The downside of this unremitting independence between schemata, for descriptive purposes, is that while detailed orderings are made explicit, any algorithmic structure larger than a single schema is made implicit. The overall modular structure of the reduction algorithm may have been known to a human who wrote the description; but the description doesn’t preserve that information, so the human reader has to reconstruct it.

An important consequence of the lack of overall structure is that there is nothing to prevent multiple schemata from being applicable to the same term. This tendency toward nondeterministic reduction is magnified by taking the compatible closure of the rules, which facilitates the construction of terms with multiple redexes.

[...]

[The next thing the section discusses is Church-Rosser-ness.]

I've experienced similar modularity concerns with logic programming.

What kind

of sturcture would one expect?

I've been experimenting with structurization of terms and got some results. Suppose we have a tree structure of terms bundled up with rewriting rules. Terms are just that, they accept some form of syntax and stitch it up to the AST. Rewriting rules have terms on the left and on the right side, and they accept terms from the left side and put terms from the right side to the AST. The problem was which rewriting rules could even be applied and at what places. The answer is: if a rule output (right hand) is of the same type as a term placed anywhere inside term tree, that term could be replaced by the left side of the rule, which forms appropriate right-hand term.

And here was the same problem you ran into. I wanted to narrow down applicable rule set. So I decided: Only rules placed on sibling nodes can be applied. If some rule is nested deeper in the structure, and you want it to be applicable, you can drag its reference to a sibling node and get it considered upon creating input. This is not "the" solution, this is "a" solution, but it works for now.

Example:

(
  (Sum <- (a <- @int, '+', b <- @int)) -> @int (@a + @b) |
  Term <- (
    Number <- @int |
    String <- @str
  )
).Term

Here we extracted term "Term" from braces.

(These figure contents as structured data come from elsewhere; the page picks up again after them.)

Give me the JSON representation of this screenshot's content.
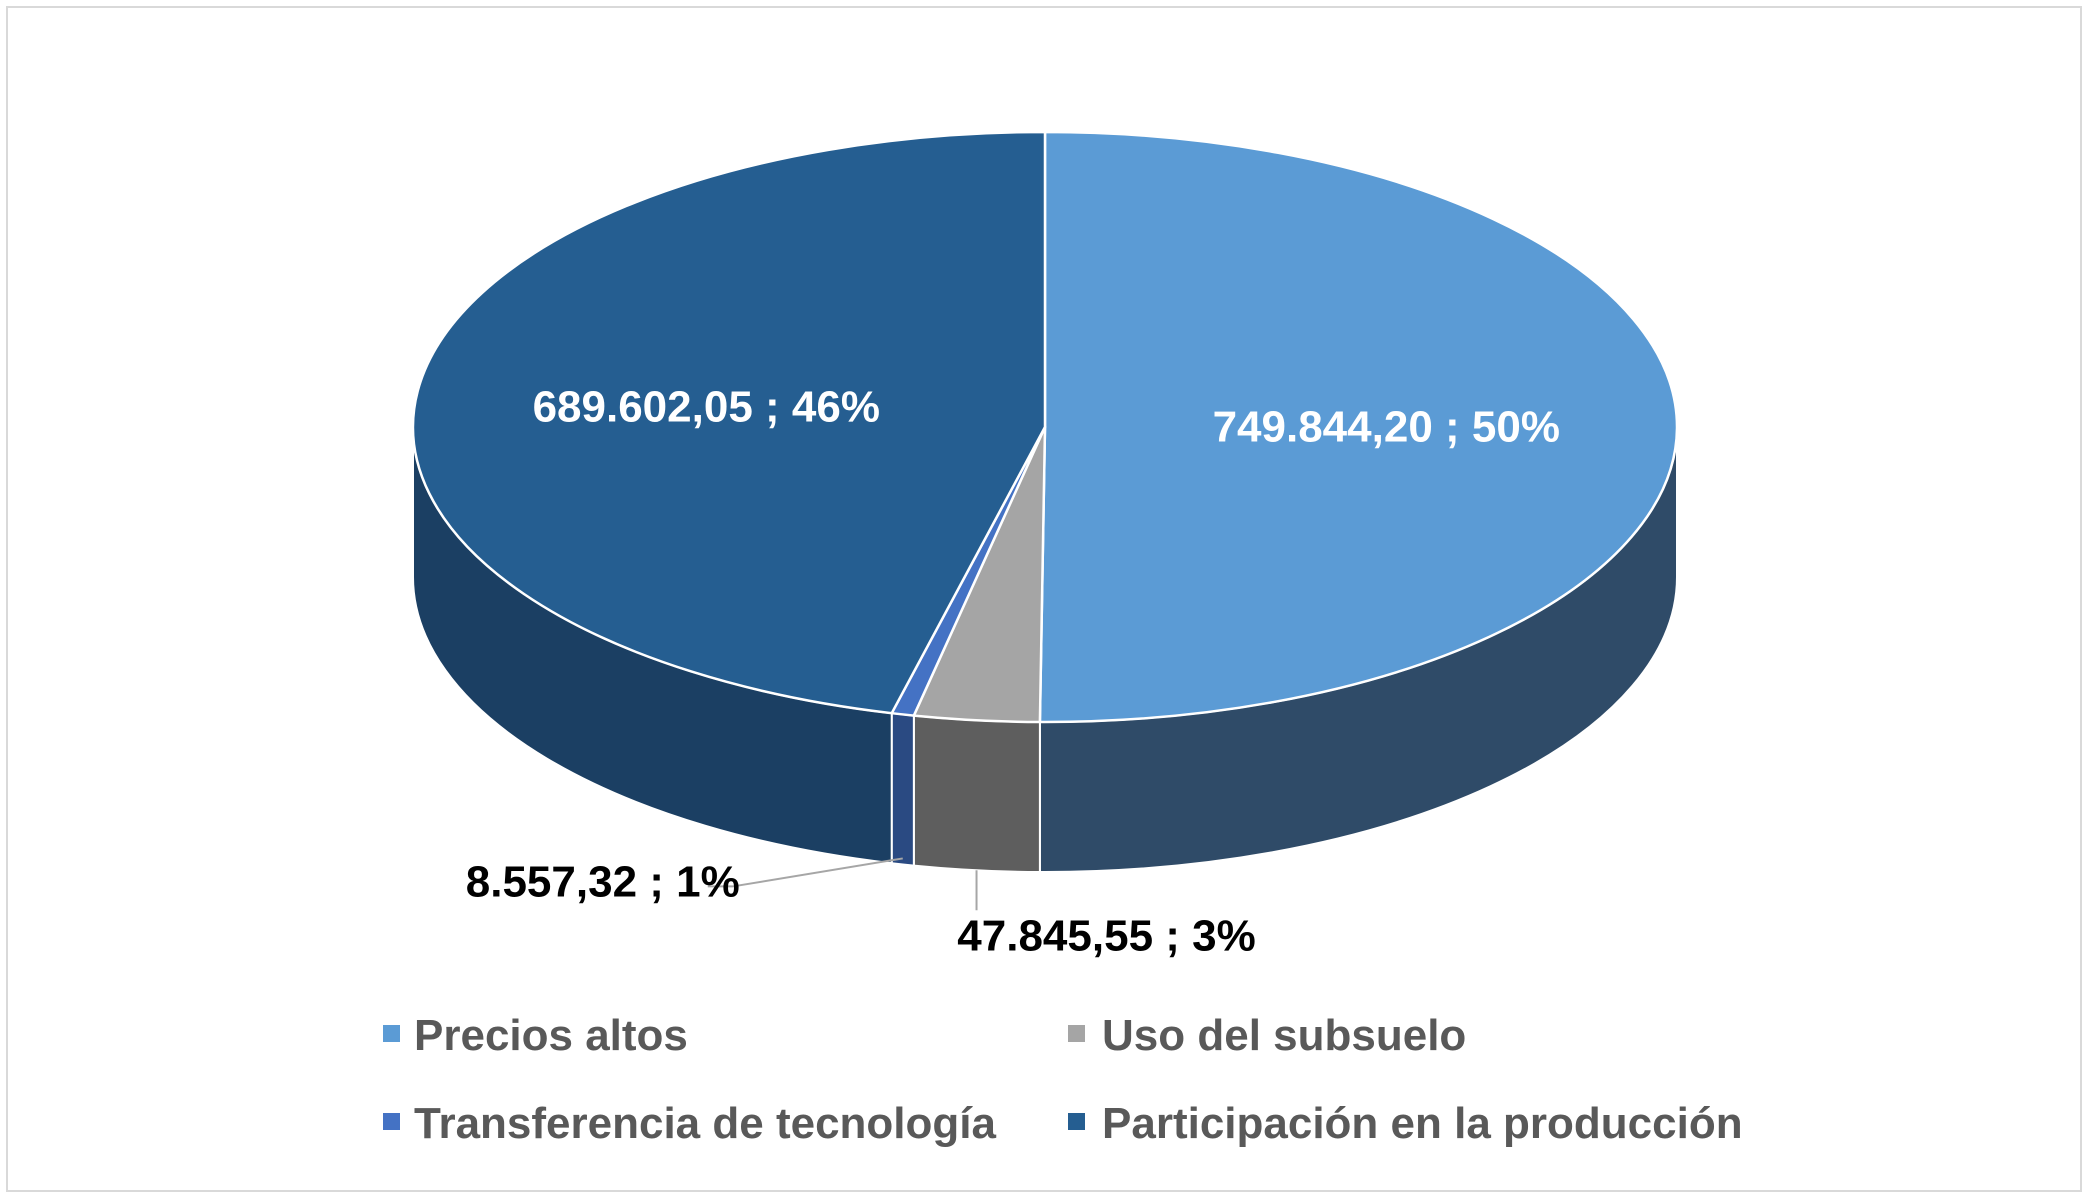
{
  "chart_data": {
    "type": "pie",
    "style": "3d",
    "slices": [
      {
        "name": "Precios altos",
        "value": 749844.2,
        "label": "749.844,20 ; 50%",
        "color": "#5b9bd5",
        "side_color": "#2f4b68",
        "label_color": "#ffffff"
      },
      {
        "name": "Uso del subsuelo",
        "value": 47845.55,
        "label": "47.845,55 ; 3%",
        "color": "#a5a5a5",
        "side_color": "#5e5e5e",
        "label_color": "#000000"
      },
      {
        "name": "Transferencia de tecnología",
        "value": 8557.32,
        "label": "8.557,32 ; 1%",
        "color": "#4472c4",
        "side_color": "#2a4a82",
        "label_color": "#000000"
      },
      {
        "name": "Participación en la producción",
        "value": 689602.05,
        "label": "689.602,05 ; 46%",
        "color": "#255e91",
        "side_color": "#1b3f63",
        "label_color": "#ffffff"
      }
    ],
    "legend_position": "bottom"
  }
}
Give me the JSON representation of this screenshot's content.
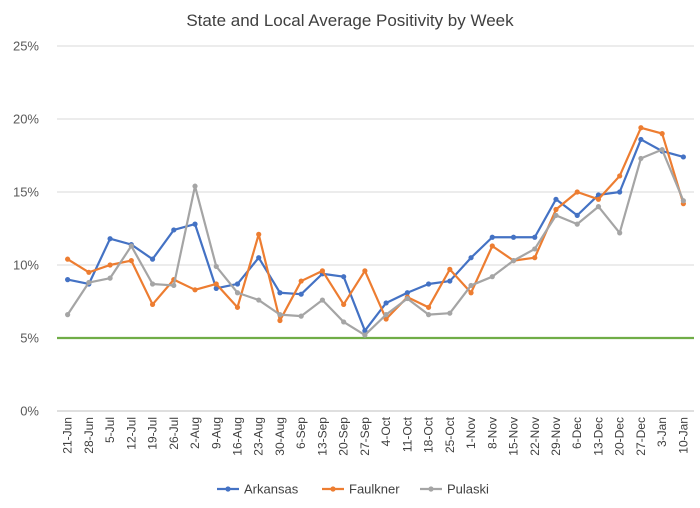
{
  "chart_data": {
    "type": "line",
    "title": "State and Local Average Positivity by Week",
    "xlabel": "",
    "ylabel": "",
    "ylim": [
      0,
      25
    ],
    "yticks": [
      0,
      5,
      10,
      15,
      20,
      25
    ],
    "ytick_labels": [
      "0%",
      "5%",
      "10%",
      "15%",
      "20%",
      "25%"
    ],
    "grid": true,
    "legend_position": "bottom",
    "categories": [
      "21-Jun",
      "28-Jun",
      "5-Jul",
      "12-Jul",
      "19-Jul",
      "26-Jul",
      "2-Aug",
      "9-Aug",
      "16-Aug",
      "23-Aug",
      "30-Aug",
      "6-Sep",
      "13-Sep",
      "20-Sep",
      "27-Sep",
      "4-Oct",
      "11-Oct",
      "18-Oct",
      "25-Oct",
      "1-Nov",
      "8-Nov",
      "15-Nov",
      "22-Nov",
      "29-Nov",
      "6-Dec",
      "13-Dec",
      "20-Dec",
      "27-Dec",
      "3-Jan",
      "10-Jan"
    ],
    "series": [
      {
        "name": "Arkansas",
        "color": "#4472C4",
        "values": [
          9.0,
          8.7,
          11.8,
          11.4,
          10.4,
          12.4,
          12.8,
          8.4,
          8.7,
          10.5,
          8.1,
          8.0,
          9.4,
          9.2,
          5.5,
          7.4,
          8.1,
          8.7,
          8.9,
          10.5,
          11.9,
          11.9,
          11.9,
          14.5,
          13.4,
          14.8,
          15.0,
          18.6,
          17.8,
          17.4
        ]
      },
      {
        "name": "Faulkner",
        "color": "#ED7D31",
        "values": [
          10.4,
          9.5,
          10.0,
          10.3,
          7.3,
          9.0,
          8.3,
          8.7,
          7.1,
          12.1,
          6.2,
          8.9,
          9.6,
          7.3,
          9.6,
          6.3,
          7.8,
          7.1,
          9.7,
          8.1,
          11.3,
          10.3,
          10.5,
          13.8,
          15.0,
          14.5,
          16.1,
          19.4,
          19.0,
          14.2
        ]
      },
      {
        "name": "Pulaski",
        "color": "#A5A5A5",
        "values": [
          6.6,
          8.8,
          9.1,
          11.3,
          8.7,
          8.6,
          15.4,
          9.9,
          8.1,
          7.6,
          6.6,
          6.5,
          7.6,
          6.1,
          5.2,
          6.6,
          7.7,
          6.6,
          6.7,
          8.6,
          9.2,
          10.3,
          11.1,
          13.4,
          12.8,
          14.0,
          12.2,
          17.3,
          17.9,
          14.4
        ]
      }
    ],
    "reference_line": {
      "value": 5,
      "color": "#70AD47"
    }
  }
}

When a parser gets to "@int" below "Number", it knows that "Sum"-s right side is also "@int" and tries to parse "Sum"-s left side. If it passes, it returns its calculated righ side. Deeper nodes in structure are ignored, if we dont drag them to be siblings of "Term" inside braces. Because we extract only "Term" from braces, its siblings are ignored on regular parse (they get into account only through same-type-and-sibling mechanism).